This page would look a lot spiffier if you downloaded a standards compliant web browser.

Interactive Computational Support for Modeling and Generating Building Design Requirements
    Ph.D. Dissertation, School of Architecture and Institute for Complex Engineered Systems, Carnegie Mellon University 2003
    Developing design requirements specification or an architectural program for a recurring building type offers unique opportunities for the programming phase in design. Recurring building types are repeated in different contexts, yet their general functional aspects do not change.

    However, current practice makes only limited use of these opportunities. The use of passive programming media and manual methods together with non-standardized
    representation formats create problems with continuity, with upgrading programming knowledge, and with handling complex design requirements. Computer-based tools are generally limited to simple database or spread-sheet applications. Only few of these tools provide some generative mechanisms for formulating design problems separate from solution generation.

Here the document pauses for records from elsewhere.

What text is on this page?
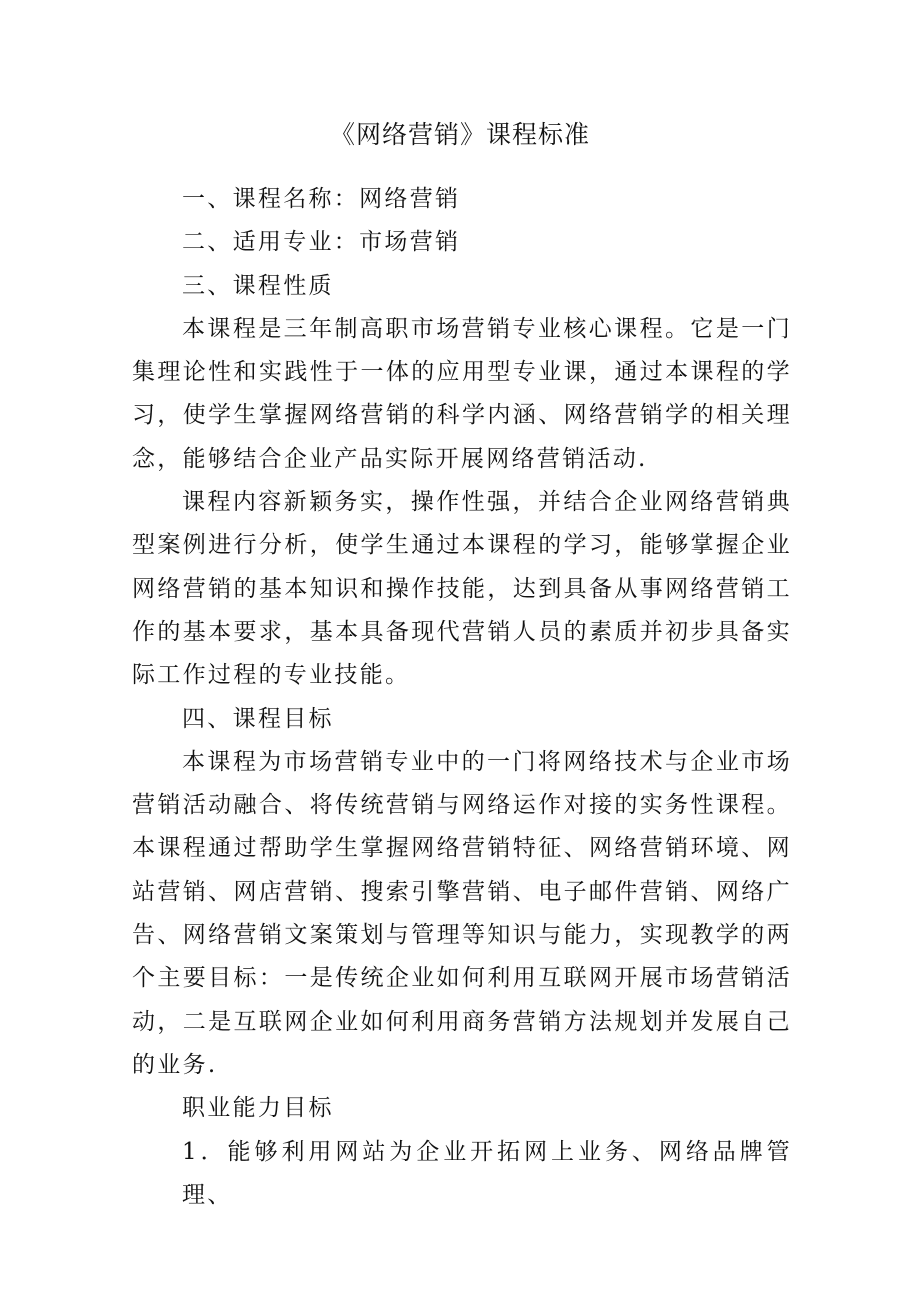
《网络营销》课程标准

一、课程名称：网络营销

二、适用专业：市场营销

三、课程性质

本课程是三年制高职市场营销专业核心课程。它是一门集理论性和实践性于一体的应用型专业课，通过本课程的学习，使学生掌握网络营销的科学内涵、网络营销学的相关理念，能够结合企业产品实际开展网络营销活动.

课程内容新颖务实，操作性强，并结合企业网络营销典型案例进行分析，使学生通过本课程的学习，能够掌握企业网络营销的基本知识和操作技能，达到具备从事网络营销工作的基本要求，基本具备现代营销人员的素质并初步具备实际工作过程的专业技能。

四、课程目标

本课程为市场营销专业中的一门将网络技术与企业市场营销活动融合、将传统营销与网络运作对接的实务性课程。本课程通过帮助学生掌握网络营销特征、网络营销环境、网站营销、网店营销、搜索引擎营销、电子邮件营销、网络广告、网络营销文案策划与管理等知识与能力，实现教学的两个主要目标：一是传统企业如何利用互联网开展市场营销活动，二是互联网企业如何利用商务营销方法规划并发展自己的业务.

职业能力目标

1．能够利用网站为企业开拓网上业务、网络品牌管理、
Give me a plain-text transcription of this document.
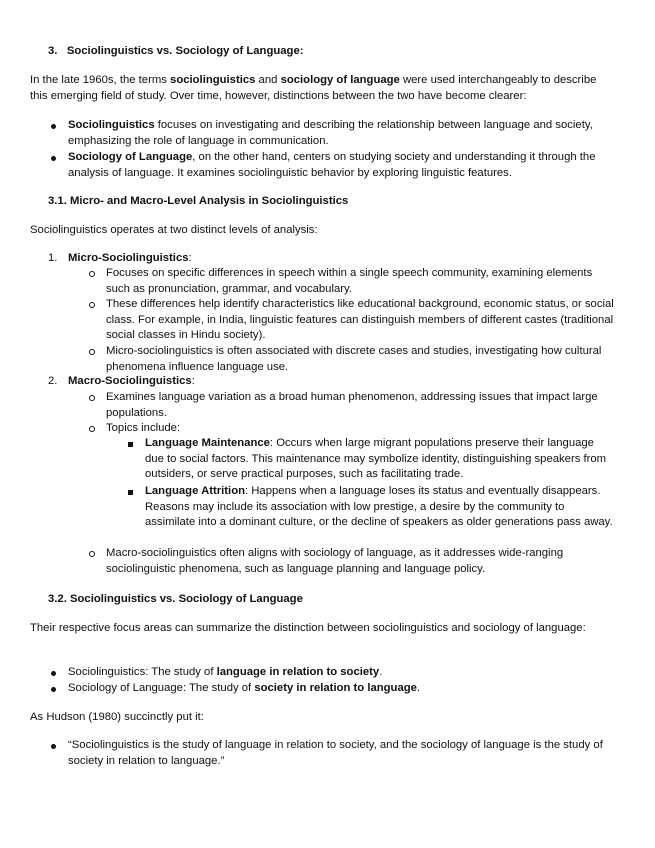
3. Sociolinguistics vs. Sociology of Language:

In the late 1960s, the terms sociolinguistics and sociology of language were used interchangeably to describe this emerging field of study. Over time, however, distinctions between the two have become clearer:

Sociolinguistics focuses on investigating and describing the relationship between language and society, emphasizing the role of language in communication.
Sociology of Language, on the other hand, centers on studying society and understanding it through the analysis of language. It examines sociolinguistic behavior by exploring linguistic features.
3.1. Micro- and Macro-Level Analysis in Sociolinguistics

Sociolinguistics operates at two distinct levels of analysis:

1. Micro-Sociolinguistics:
Focuses on specific differences in speech within a single speech community, examining elements such as pronunciation, grammar, and vocabulary.
These differences help identify characteristics like educational background, economic status, or social class. For example, in India, linguistic features can distinguish members of different castes (traditional social classes in Hindu society).
Micro-sociolinguistics is often associated with discrete cases and studies, investigating how cultural phenomena influence language use.
2. Macro-Sociolinguistics:
Examines language variation as a broad human phenomenon, addressing issues that impact large populations.
Topics include:
Language Maintenance: Occurs when large migrant populations preserve their language due to social factors. This maintenance may symbolize identity, distinguishing speakers from outsiders, or serve practical purposes, such as facilitating trade.
Language Attrition: Happens when a language loses its status and eventually disappears. Reasons may include its association with low prestige, a desire by the community to assimilate into a dominant culture, or the decline of speakers as older generations pass away.
Macro-sociolinguistics often aligns with sociology of language, as it addresses wide-ranging sociolinguistic phenomena, such as language planning and language policy.
3.2. Sociolinguistics vs. Sociology of Language

Their respective focus areas can summarize the distinction between sociolinguistics and sociology of language:

Sociolinguistics: The study of language in relation to society.
Sociology of Language: The study of society in relation to language.

As Hudson (1980) succinctly put it:

“Sociolinguistics is the study of language in relation to society, and the sociology of language is the study of society in relation to language.”
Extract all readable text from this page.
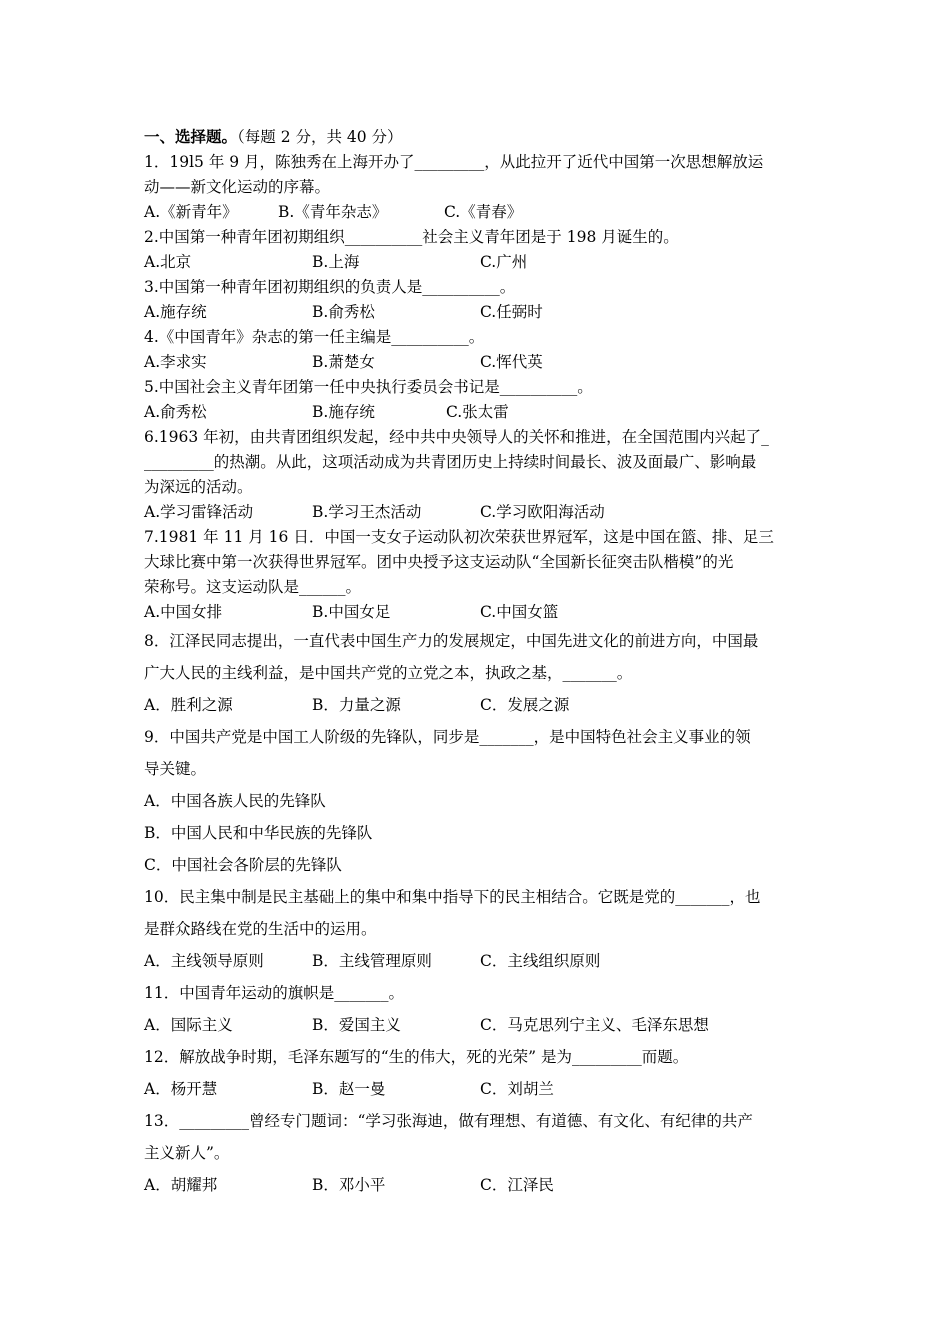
一、选择题。（每题 2 分，共 40 分）
1．19l5 年 9 月，陈独秀在上海开办了_________，从此拉开了近代中国第一次思想解放运
动——新文化运动的序幕。
A.《新青年》	B.《青年杂志》	C.《青春》
2.中国第一种青年团初期组织__________社会主义青年团是于 198 月诞生的。
A.北京	B.上海	C.广州
3.中国第一种青年团初期组织的负责人是__________。
A.施存统	B.俞秀松	C.任弼时
4.《中国青年》杂志的第一任主编是__________。
A.李求实	B.萧楚女	C.恽代英
5.中国社会主义青年团第一任中央执行委员会书记是__________。
A.俞秀松	B.施存统	C.张太雷
6.1963 年初，由共青团组织发起，经中共中央领导人的关怀和推进，在全国范围内兴起了_
_________的热潮。从此，这项活动成为共青团历史上持续时间最长、波及面最广、影响最
为深远的活动。
A.学习雷锋活动	B.学习王杰活动	C.学习欧阳海活动
7.1981 年 11 月 16 日．中国一支女子运动队初次荣获世界冠军，这是中国在篮、排、足三
大球比赛中第一次获得世界冠军。团中央授予这支运动队“全国新长征突击队楷模”的光
荣称号。这支运动队是______。
A.中国女排	B.中国女足	C.中国女篮
8．江泽民同志提出，一直代表中国生产力的发展规定，中国先进文化的前进方向，中国最
广大人民的主线利益，是中国共产党的立党之本，执政之基，_______。
A．胜利之源	B．力量之源	C．发展之源
9．中国共产党是中国工人阶级的先锋队，同步是_______，是中国特色社会主义事业的领
导关键。
A．中国各族人民的先锋队
B．中国人民和中华民族的先锋队
C．中国社会各阶层的先锋队
10．民主集中制是民主基础上的集中和集中指导下的民主相结合。它既是党的_______，也
是群众路线在党的生活中的运用。
A．主线领导原则	B．主线管理原则	C．主线组织原则
11．中国青年运动的旗帜是_______。
A．国际主义	B．爱国主义	C．马克思列宁主义、毛泽东思想
12．解放战争时期，毛泽东题写的“生的伟大，死的光荣” 是为_________而题。
A．杨开慧	B．赵一曼	C．刘胡兰
13．_________曾经专门题词：“学习张海迪，做有理想、有道德、有文化、有纪律的共产
主义新人”。
A．胡耀邦	B．邓小平	C．江泽民
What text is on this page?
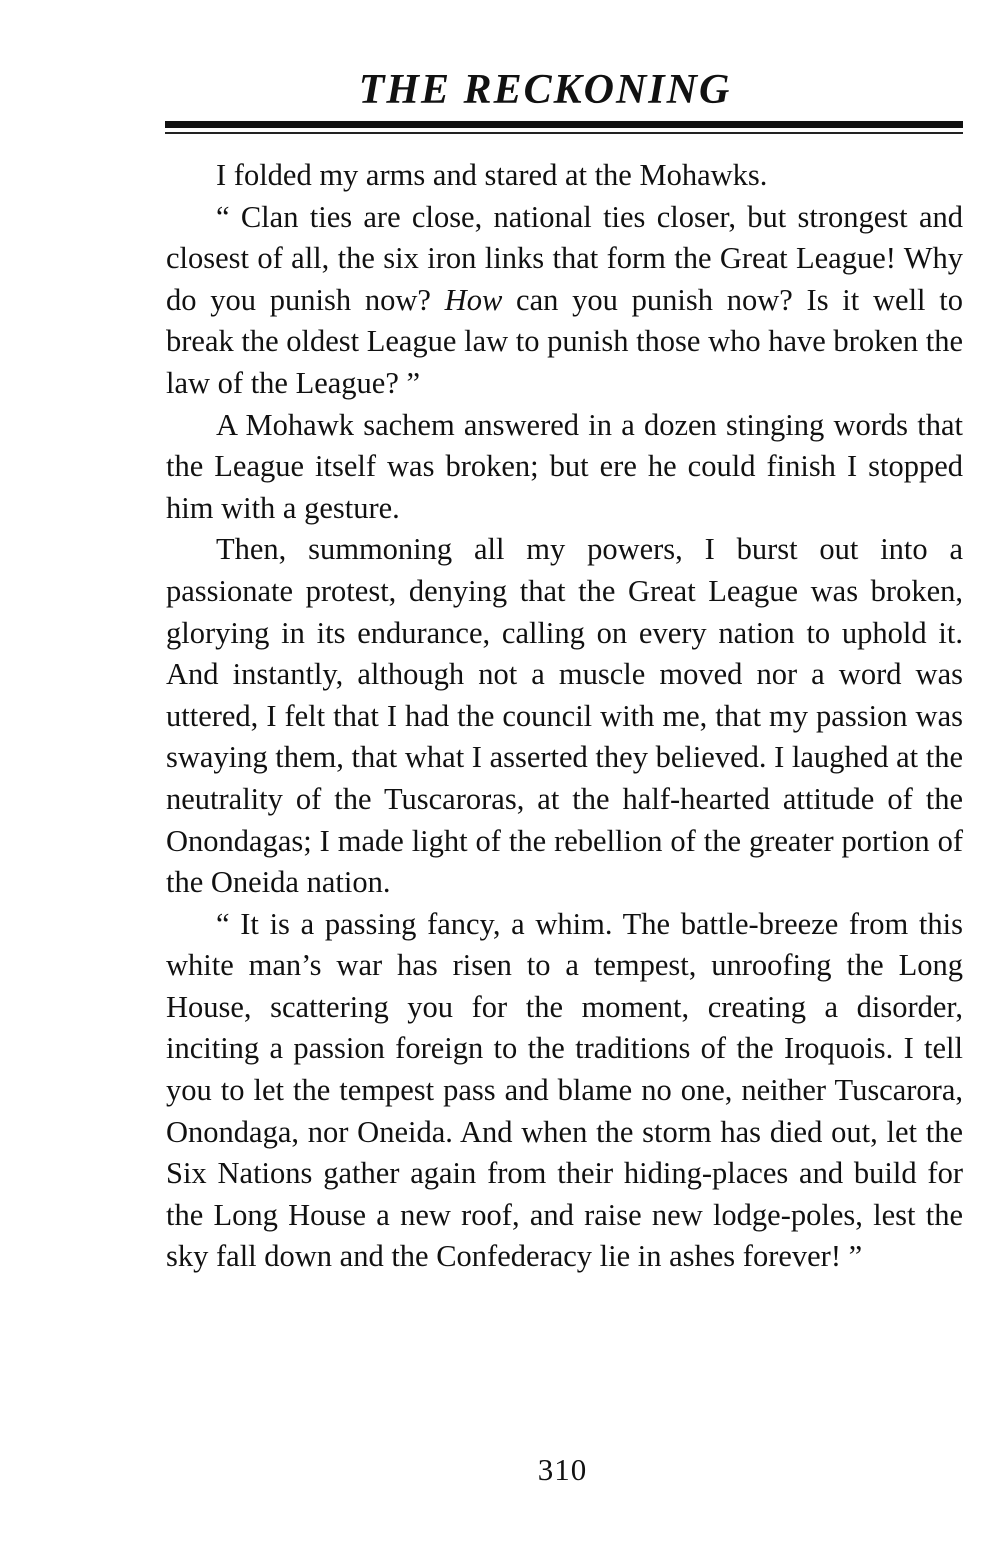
THE RECKONING

I folded my arms and stared at the Mohawks.

“ Clan ties are close, national ties closer, but strongest and closest of all, the six iron links that form the Great League! Why do you punish now? How can you punish now? Is it well to break the oldest League law to punish those who have broken the law of the League? ”

A Mohawk sachem answered in a dozen stinging words that the League itself was broken; but ere he could finish I stopped him with a gesture.

Then, summoning all my powers, I burst out into a passionate protest, denying that the Great League was broken, glorying in its endurance, calling on every nation to uphold it. And instantly, although not a muscle moved nor a word was uttered, I felt that I had the council with me, that my passion was swaying them, that what I asserted they believed. I laughed at the neutrality of the Tuscaroras, at the half-hearted attitude of the Onondagas; I made light of the rebellion of the greater portion of the Oneida nation.

“ It is a passing fancy, a whim. The battle-breeze from this white man’s war has risen to a tempest, unroofing the Long House, scattering you for the moment, creating a disorder, inciting a passion foreign to the traditions of the Iroquois. I tell you to let the tempest pass and blame no one, neither Tuscarora, Onondaga, nor Oneida. And when the storm has died out, let the Six Nations gather again from their hiding-places and build for the Long House a new roof, and raise new lodge-poles, lest the sky fall down and the Confederacy lie in ashes forever! ”

310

    I believe that computer-assisted generative tools can assist programmers in partially alleviating the bottlenecks mentioned above and reduce the cognitive loads posed by using traditional manual techniques for handling complex programming information. Based on case studies and an extensive literature survey, I developed a general and flexible framework that models architectural programming knowledge as a generalized (extended) means-ends analysis; it can be made operational in the form of a computer-based support tool that can be adapted by users to any building type and is particularly suited to support programming recurring building types.

    RaBBiT is a first prototype application. It is distinguished by the following features: (a) the ability to computationally capture reusable programming knowledge based on a set of concepts that are general enough to accommodate various programming styles while remaining operational; (b) simplification of the designer-computer interaction to make the application usable, even programmable to a degree, for non-computer programmers; and c) the ability to generate design requirements as output that can be used by other generative design and decision support tools. The first prototype consists of an objectoriented application that is highly integrated with a direct-manipulation user interface.